In this second exercise, we will focus on the critical step of quality control (QC) for spatial transcriptomics data. Using the SpotSweeper package, we will learn how to identify and handle low-quality spots and spatial artifacts, which is essential for ensuring the reliability of downstream analyses.
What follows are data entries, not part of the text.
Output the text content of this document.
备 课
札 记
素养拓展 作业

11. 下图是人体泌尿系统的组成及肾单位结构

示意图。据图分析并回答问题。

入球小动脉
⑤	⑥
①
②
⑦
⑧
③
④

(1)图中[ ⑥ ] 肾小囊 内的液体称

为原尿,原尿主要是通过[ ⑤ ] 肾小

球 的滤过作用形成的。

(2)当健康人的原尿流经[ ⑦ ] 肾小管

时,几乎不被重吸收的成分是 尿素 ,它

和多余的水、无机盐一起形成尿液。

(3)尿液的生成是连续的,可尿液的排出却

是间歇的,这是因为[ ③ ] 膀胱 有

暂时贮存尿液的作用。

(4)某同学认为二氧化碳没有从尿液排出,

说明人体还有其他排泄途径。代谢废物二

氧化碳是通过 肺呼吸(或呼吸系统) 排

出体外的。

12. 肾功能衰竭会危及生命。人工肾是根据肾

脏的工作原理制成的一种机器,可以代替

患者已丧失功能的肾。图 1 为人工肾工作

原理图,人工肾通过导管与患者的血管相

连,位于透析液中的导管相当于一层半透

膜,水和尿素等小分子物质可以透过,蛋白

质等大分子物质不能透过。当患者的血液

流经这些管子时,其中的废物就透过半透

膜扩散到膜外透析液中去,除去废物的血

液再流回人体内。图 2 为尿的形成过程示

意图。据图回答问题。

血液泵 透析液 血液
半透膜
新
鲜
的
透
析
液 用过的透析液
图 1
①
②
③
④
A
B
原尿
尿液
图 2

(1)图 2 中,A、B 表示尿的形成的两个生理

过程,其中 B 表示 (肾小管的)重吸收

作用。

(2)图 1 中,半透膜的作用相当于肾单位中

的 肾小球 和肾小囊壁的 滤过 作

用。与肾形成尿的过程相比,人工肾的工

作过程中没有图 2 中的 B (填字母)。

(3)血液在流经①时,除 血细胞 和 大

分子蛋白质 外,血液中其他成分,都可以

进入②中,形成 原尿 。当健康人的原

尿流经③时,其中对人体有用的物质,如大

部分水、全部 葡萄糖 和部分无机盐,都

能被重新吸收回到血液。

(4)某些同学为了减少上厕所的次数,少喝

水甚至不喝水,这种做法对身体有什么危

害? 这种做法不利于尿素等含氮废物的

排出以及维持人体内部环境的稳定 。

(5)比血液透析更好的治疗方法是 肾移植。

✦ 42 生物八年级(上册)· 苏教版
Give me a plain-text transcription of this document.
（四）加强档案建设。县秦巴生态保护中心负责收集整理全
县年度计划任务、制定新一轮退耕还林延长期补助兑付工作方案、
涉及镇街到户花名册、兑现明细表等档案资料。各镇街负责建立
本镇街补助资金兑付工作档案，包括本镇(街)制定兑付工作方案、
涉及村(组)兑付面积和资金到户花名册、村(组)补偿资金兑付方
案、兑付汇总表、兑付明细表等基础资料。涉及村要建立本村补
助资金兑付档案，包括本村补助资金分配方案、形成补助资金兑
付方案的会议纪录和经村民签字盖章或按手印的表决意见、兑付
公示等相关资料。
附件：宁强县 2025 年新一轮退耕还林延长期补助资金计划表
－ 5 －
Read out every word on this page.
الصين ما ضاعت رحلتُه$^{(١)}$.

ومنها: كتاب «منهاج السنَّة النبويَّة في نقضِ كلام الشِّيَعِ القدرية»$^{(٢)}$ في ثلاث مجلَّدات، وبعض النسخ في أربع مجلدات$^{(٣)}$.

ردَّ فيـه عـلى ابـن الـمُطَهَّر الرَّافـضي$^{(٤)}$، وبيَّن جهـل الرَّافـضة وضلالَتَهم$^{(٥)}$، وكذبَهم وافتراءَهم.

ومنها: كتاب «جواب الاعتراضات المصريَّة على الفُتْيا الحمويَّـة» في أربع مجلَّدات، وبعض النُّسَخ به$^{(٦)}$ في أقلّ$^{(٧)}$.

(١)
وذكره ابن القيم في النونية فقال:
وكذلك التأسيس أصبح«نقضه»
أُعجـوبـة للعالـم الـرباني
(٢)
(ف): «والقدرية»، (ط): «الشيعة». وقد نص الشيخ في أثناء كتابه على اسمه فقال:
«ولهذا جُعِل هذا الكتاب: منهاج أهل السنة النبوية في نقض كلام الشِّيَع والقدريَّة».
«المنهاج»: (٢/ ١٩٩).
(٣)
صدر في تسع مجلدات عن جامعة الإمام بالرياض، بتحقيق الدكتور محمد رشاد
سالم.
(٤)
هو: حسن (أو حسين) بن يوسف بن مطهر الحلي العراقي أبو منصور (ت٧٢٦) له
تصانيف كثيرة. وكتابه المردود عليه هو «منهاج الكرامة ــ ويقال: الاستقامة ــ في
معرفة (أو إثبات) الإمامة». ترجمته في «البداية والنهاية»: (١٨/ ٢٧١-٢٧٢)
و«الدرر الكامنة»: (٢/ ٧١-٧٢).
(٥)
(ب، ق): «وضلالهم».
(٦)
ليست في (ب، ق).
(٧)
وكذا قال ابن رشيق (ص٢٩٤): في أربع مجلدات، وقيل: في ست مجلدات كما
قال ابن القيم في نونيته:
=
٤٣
We will calculate various QC metrics, detect local outliers, and visualize the results to gain a comprehensive understanding of data quality.

Learning Objectives

By the end of this exercise, you will be able to:

  • Load a SpatialExperiment object from a .qs file.
  • Calculate per-spot QC metrics.
  • Identify local outliers based on various QC metrics.
  • Detect spatial artifacts using SpotSweeper.
  • Visualize QC metrics and detected artifacts.

Libraries

library(SpatialExperiment)
library(qs2)
library(SpotSweeper)
library(scuttle)
library(ggplot2)
library(escheR) # For spatial plotting
library(HDF5Array)

Data Object

In this section, we will load our SpatialExperiment object, which has been saved as a .qs2 file, and prepare it for quality control analysis.

# Load the SpatialExperiment object from the .qs2 file.
# This object contains the processed spatial transcriptomics data.
spe <- qs_read("results/01_spe.qs2", nthreads = 1)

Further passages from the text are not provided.